The Manx language is "alive and well", according to experts
The Isle of Man's native language has been declared officially extinct by a United Nations organisation.
Manx Gaelic is one of 200 languages to have become extinct during the last three generations, said Unesco.
It features in its Atlas of the World's Languages in Danger, which the organisation hopes will help preserve under threat languages and dialects.
However, Manx experts say the island has "hundreds" of speakers among its 80,000 inhabitants and remains alive.
Unesco's online digital tool lists about 2,500 endangered languages around the world, but can be corrected and updated through contributions from its users.
Director-general Koichiro Matsuura said: "The death of a language leads to the disappearance of many forms of intangible cultural heritage, especially the invaluable heritage of traditions and oral expressions of the community that spoke it - from poems and legends to proverbs and jokes."

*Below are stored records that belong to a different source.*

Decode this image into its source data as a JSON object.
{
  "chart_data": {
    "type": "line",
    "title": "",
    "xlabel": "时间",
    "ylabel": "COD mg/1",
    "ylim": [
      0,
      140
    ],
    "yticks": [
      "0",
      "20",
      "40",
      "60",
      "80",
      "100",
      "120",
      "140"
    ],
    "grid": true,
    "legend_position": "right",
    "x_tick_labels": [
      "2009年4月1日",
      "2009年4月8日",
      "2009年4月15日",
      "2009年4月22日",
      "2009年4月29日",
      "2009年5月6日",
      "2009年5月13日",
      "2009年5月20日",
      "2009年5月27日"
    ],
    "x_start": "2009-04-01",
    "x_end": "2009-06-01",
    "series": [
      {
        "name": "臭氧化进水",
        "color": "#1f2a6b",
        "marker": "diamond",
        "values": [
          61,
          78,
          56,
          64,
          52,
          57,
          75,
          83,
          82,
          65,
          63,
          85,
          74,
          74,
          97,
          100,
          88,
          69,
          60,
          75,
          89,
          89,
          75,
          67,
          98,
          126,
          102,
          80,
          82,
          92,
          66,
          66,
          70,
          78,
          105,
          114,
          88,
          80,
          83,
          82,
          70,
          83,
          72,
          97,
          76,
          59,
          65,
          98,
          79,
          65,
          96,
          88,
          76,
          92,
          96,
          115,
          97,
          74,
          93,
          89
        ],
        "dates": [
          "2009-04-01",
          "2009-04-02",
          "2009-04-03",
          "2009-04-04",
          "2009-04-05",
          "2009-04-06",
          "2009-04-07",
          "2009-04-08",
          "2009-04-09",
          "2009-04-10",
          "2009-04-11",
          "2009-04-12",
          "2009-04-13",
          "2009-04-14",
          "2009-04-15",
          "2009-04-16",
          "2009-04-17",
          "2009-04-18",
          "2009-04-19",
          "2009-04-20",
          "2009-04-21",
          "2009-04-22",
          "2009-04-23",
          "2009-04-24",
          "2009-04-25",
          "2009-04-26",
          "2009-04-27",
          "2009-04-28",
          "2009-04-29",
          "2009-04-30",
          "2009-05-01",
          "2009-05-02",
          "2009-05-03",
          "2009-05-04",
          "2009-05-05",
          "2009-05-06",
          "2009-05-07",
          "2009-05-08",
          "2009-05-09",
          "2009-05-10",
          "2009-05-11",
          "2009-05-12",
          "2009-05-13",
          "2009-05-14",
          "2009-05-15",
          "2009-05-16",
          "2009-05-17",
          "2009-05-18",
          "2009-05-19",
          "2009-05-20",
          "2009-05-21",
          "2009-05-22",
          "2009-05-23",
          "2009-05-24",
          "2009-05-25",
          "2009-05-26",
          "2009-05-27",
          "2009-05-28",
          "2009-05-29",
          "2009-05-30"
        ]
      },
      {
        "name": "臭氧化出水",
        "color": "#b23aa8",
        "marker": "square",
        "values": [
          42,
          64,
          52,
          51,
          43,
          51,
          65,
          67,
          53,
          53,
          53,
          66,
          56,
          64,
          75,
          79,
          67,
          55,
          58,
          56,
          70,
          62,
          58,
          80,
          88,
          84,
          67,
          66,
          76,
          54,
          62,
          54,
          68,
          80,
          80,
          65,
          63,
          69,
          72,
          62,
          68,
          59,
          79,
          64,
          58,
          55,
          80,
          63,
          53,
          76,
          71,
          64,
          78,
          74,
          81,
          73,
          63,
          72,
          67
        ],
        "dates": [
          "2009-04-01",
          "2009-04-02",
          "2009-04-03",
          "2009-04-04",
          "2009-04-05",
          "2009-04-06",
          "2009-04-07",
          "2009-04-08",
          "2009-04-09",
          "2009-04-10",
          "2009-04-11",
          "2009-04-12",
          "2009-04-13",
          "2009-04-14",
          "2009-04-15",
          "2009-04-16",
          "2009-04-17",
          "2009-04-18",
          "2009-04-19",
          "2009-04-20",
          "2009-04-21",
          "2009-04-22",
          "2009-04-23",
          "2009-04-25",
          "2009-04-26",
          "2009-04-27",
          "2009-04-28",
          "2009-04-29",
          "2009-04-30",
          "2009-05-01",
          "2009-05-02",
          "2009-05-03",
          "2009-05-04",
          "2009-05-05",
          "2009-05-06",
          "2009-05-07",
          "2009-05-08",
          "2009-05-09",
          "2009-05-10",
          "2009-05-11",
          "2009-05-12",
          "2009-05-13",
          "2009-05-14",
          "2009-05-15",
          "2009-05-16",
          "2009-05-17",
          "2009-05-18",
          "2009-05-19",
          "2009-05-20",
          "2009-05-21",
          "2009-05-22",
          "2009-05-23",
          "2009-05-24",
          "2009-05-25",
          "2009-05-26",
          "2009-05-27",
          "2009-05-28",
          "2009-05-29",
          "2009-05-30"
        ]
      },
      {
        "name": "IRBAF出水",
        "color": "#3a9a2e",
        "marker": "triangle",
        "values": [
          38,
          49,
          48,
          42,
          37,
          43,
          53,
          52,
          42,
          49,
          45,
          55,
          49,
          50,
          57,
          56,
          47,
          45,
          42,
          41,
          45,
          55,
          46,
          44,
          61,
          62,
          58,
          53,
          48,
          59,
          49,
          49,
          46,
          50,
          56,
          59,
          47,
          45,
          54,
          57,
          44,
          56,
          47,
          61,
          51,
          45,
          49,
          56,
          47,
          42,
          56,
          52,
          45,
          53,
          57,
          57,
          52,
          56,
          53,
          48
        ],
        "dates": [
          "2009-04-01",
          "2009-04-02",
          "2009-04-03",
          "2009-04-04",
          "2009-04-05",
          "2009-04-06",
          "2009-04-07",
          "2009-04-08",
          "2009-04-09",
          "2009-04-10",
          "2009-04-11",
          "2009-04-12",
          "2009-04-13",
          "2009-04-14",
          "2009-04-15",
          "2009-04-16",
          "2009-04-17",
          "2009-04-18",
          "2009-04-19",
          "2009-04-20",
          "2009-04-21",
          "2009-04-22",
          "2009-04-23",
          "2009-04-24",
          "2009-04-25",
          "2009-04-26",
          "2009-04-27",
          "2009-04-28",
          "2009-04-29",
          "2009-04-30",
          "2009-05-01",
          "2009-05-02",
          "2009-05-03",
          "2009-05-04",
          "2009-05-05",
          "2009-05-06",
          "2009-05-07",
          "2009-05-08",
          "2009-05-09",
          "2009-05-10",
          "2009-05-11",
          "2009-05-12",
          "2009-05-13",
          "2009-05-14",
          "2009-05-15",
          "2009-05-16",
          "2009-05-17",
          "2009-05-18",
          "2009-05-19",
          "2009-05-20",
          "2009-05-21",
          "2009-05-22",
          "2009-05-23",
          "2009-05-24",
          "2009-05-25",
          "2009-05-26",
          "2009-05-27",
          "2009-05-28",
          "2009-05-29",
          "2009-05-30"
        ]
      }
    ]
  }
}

In a statement about its atlas, the organisation said: "Among the languages that have recently become extinct, it mentions Manx (Isle of Man), which died out in 1974 when Ned Maddrell fell forever silent."
The Manx language was thought to have died out in the mid-19th Century but there are now believed to be about 600 active speakers.
The Isle of Man has a Manx-speaking primary school, Bunscoill Gaelgagh, which opened in 2001 and has more than 50 pupils.
'Alive and well'
Unesco admitted that certain languages shown as extinct in its atlas are being actively revitalized, and could once again become "living languages".
But Jennifer Kewley-Draskau, author of the handbook Practical Manx, said the "extinct" claim was potentially misleading.
"Unesco ought to know better than to declare Manx a dead language," said Ms Kewley-Draskau.
"There are hundreds of speakers of Manx and while people are able to have productive conversations in the language then it is very much alive and well."